The Center for Retirement Studies at Boston College issued a warning in their 2016 study, saying if Connecticut continued to not meet rate of return assumptions, the annually required payment could reach $6 billion per year.
The State Treasurer’s Office takes more middle-of-the-road estimate and places the likely growth in payments at more than $3 billion. Either way, Connecticut is looking at a future with unachievable payments and that could ultimately hurt teachers – the very people the pension system is meant to support.
Some remedies have been proposed and have also been met with public and municipal response ranging from lukewarm to near-rage.
The most controversial thus far was a proposal by Gov. Dannel Malloy to move part of the normal cost of teacher pensions – the pension cost minus the unfunded liability cost – onto municipalities. This idea was carried over by Gov. Ned Lamont’s administration.
The latest proposal for a municipal shift by Lamont would have generated $71.5 million in payments by 2021 toward the pension system.
However, the payments made by municipalities would likely just off-set the annual cost for the state, helping to bridge budget gaps rather than contributing more to the pension fund.
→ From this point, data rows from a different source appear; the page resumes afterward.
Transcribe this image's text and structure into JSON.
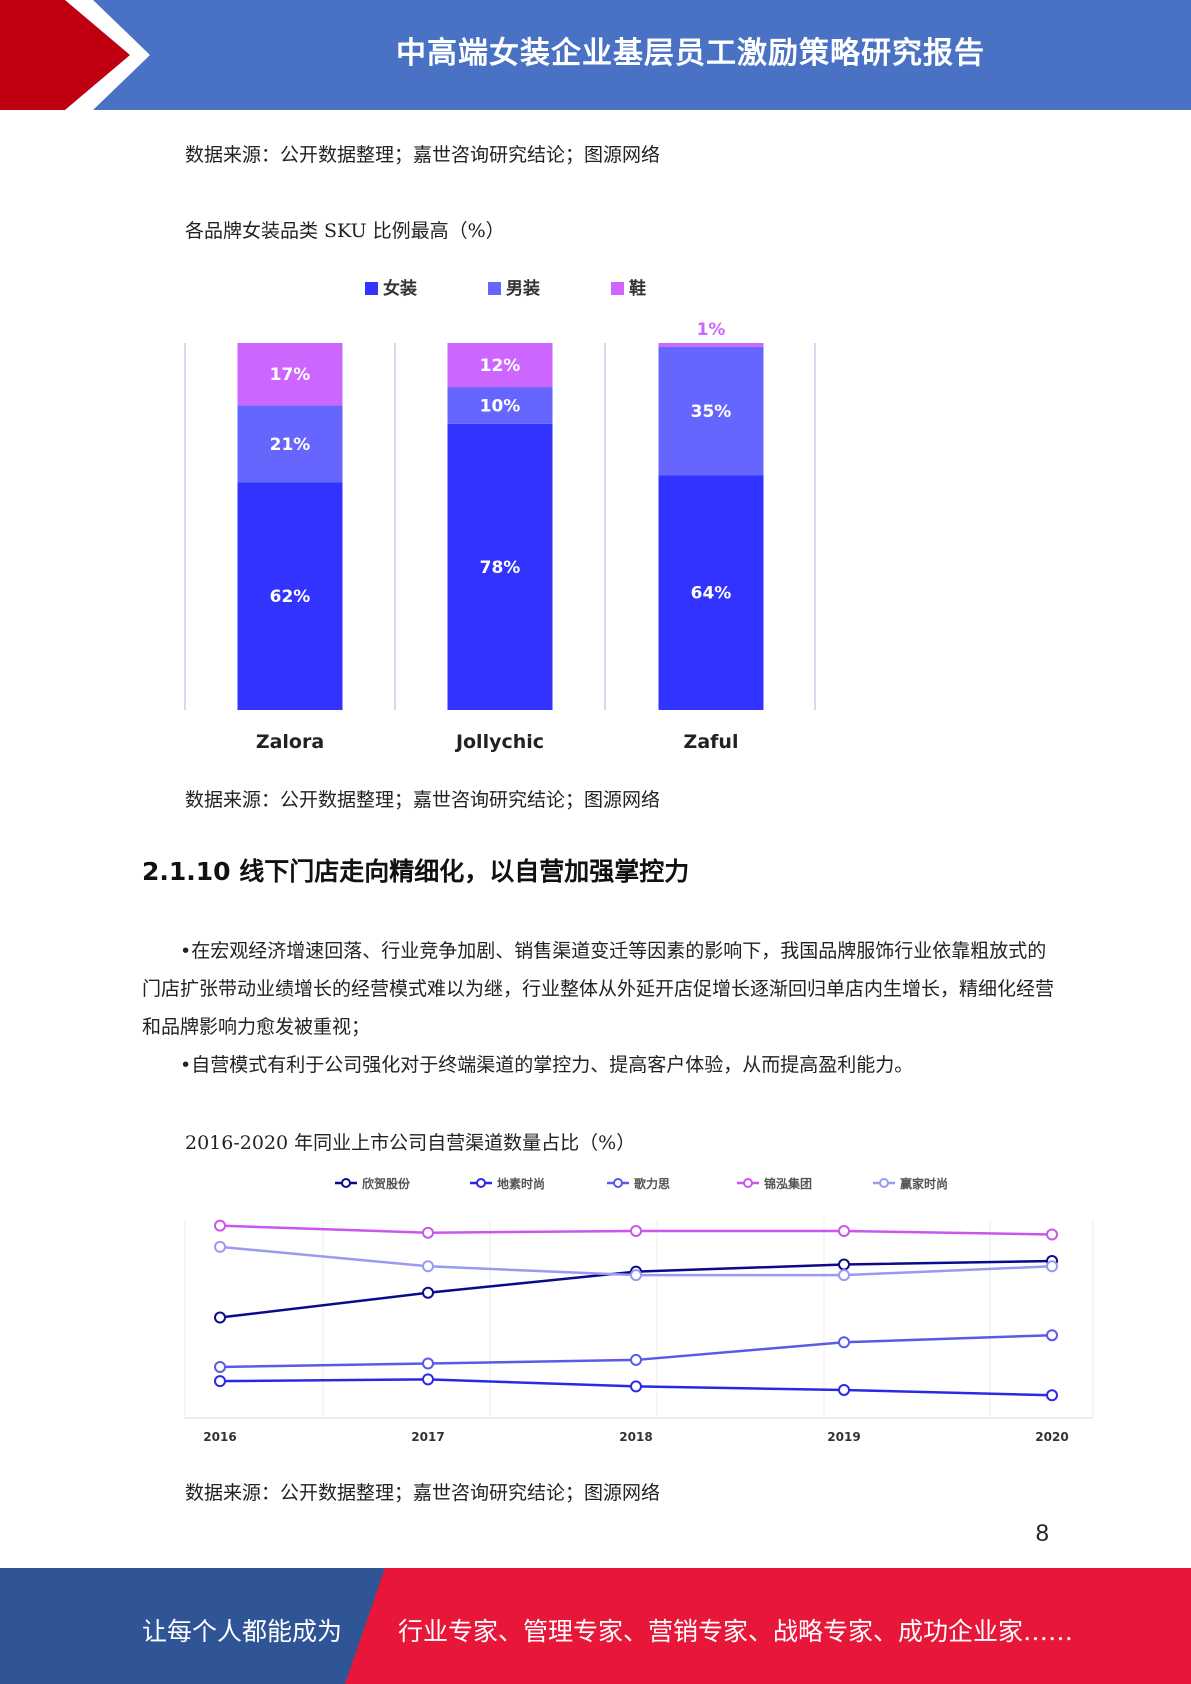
{
  "header": {
    "title": "中高端女装企业基层员工激励策略研究报告"
  },
  "source_note": "数据来源：公开数据整理；嘉世咨询研究结论；图源网络",
  "figure1": {
    "caption": "各品牌女装品类 SKU 比例最高（%）"
  },
  "section": {
    "heading": "2.1.10 线下门店走向精细化，以自营加强掌控力",
    "paragraphs": [
      "•在宏观经济增速回落、行业竞争加剧、销售渠道变迁等因素的影响下，我国品牌服饰行业依靠粗放式的门店扩张带动业绩增长的经营模式难以为继，行业整体从外延开店促增长逐渐回归单店内生增长，精细化经营和品牌影响力愈发被重视；",
      "•自营模式有利于公司强化对于终端渠道的掌控力、提高客户体验，从而提高盈利能力。"
    ]
  },
  "figure2": {
    "caption": "2016-2020 年同业上市公司自营渠道数量占比（%）"
  },
  "page_number": "8",
  "footer": {
    "left": "让每个人都能成为",
    "right": "行业专家、管理专家、营销专家、战略专家、成功企业家……"
  },
  "colors": {
    "header_blue": "#4a72c4",
    "accent_red": "#c00010",
    "footer_blue": "#2f5597",
    "footer_red": "#e8173a"
  },
  "chart_data": [
    {
      "type": "bar",
      "stacked": true,
      "title": "",
      "categories": [
        "Zalora",
        "Jollychic",
        "Zaful"
      ],
      "series": [
        {
          "name": "女装",
          "values": [
            62,
            78,
            64
          ],
          "color": "#3333ff"
        },
        {
          "name": "男装",
          "values": [
            21,
            10,
            35
          ],
          "color": "#6666ff"
        },
        {
          "name": "鞋",
          "values": [
            17,
            12,
            1
          ],
          "color": "#cc66ff"
        }
      ],
      "legend": "top"
    },
    {
      "type": "line",
      "title": "",
      "x": [
        "2016",
        "2017",
        "2018",
        "2019",
        "2020"
      ],
      "series": [
        {
          "name": "欣贺股份",
          "values": [
            49,
            56,
            62,
            64,
            65
          ],
          "color": "#0a0a8a"
        },
        {
          "name": "地素时尚",
          "values": [
            31,
            31.5,
            29.5,
            28.5,
            27
          ],
          "color": "#2a2ae6"
        },
        {
          "name": "歌力思",
          "values": [
            35,
            36,
            37,
            42,
            44
          ],
          "color": "#5a5ae8"
        },
        {
          "name": "锦泓集团",
          "values": [
            75,
            73,
            73.5,
            73.5,
            72.5
          ],
          "color": "#cc55ee"
        },
        {
          "name": "赢家时尚",
          "values": [
            69,
            63.5,
            61,
            61,
            63.5
          ],
          "color": "#9a9af0"
        }
      ],
      "ylim": [
        20,
        80
      ],
      "legend": "top"
    }
  ]
}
In the end it would be a wash for TRS.
Municipal organizations and property tax payers who would have to foot the bill balked at the idea, noting it would drive up municipal costs and property taxes while giving municipalities no control over the state pension system – a “you broke it, you fix it,” response.
The legislature also voted to increase teachers’ contribution toward their pension, raising the contribution rate from 6 percent to 7 percent in 2017, raising $35 million.
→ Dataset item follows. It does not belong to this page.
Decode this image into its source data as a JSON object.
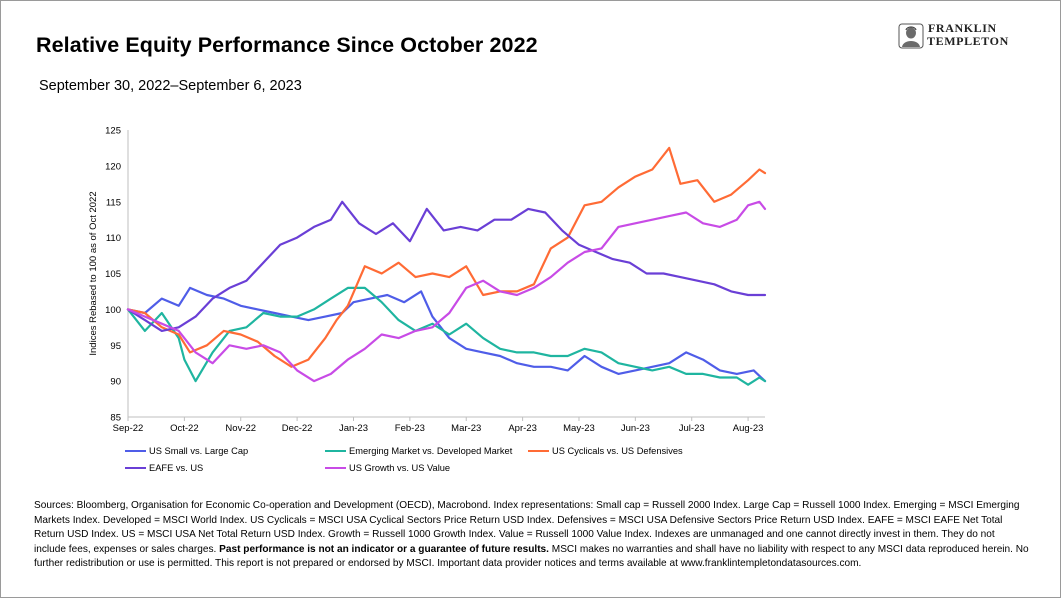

Unlike state employees whose retirement benefits are set through collective bargaining, teacher retirement benefits are set in statute, meaning they can be changed with a vote – but those votes come at a political cost as teacher unions rallied against the increase.
In the end, it was a wash as the legislature used those increased funds to bridge deficits in the General Fund.
Both the municipal cost sharing and increased contribution from teachers, however, would constitute a small drop in the bucket for Connecticut when faced with the looming possibility of $3 billion per year in pension costs.
The state has also toyed with the idea of dedicating state property and revenue from the CT Lottery Corp. to the teacher pension fund. A state commission was formed to examine the possibility of boosting the teacher pension fund with state property and lottery funds.
Part of that idea found its way into the 2019 budget. The budget created the Connecticut Teachers Retirement Fund Bonds Special Capital Reserve Fund (TRF-SCRF) with a $380.9 million transfer.
The TRF-SCRF will act as a protection for holders of the 2008 pension obligation bonds. Lamont hopes this will enable the state to re-amortize the teacher pension debt to prevent annual costs from spiking without violating the 2008 bond covenant and hurting Connecticut’s credit rating.
If TRF-SCRF funding falls below a set level it will be bolstered with CT Lottery revenue, according to the budget.
Re-amortizing the teacher pension debt will essentially foist more of the debt on future generations but lower payments in the short-term, similar to what Gov. Dannel Malloy did with the State Employee Retirement System in 2017.
The new payment structure will limit the state’s yearly payment to $1.25 billion for 2021, according to OFA.
A 2017 study published by the Yankee Institute offered possible fixes, including moving new teachers onto a defined contribution or hybrid retirement system and allow them to collect social security, which they are currently not allowed to do.
According to the OFA, the average teacher retires after 26 years of service and receives a yearly pension of $60,777 for a normal retirement.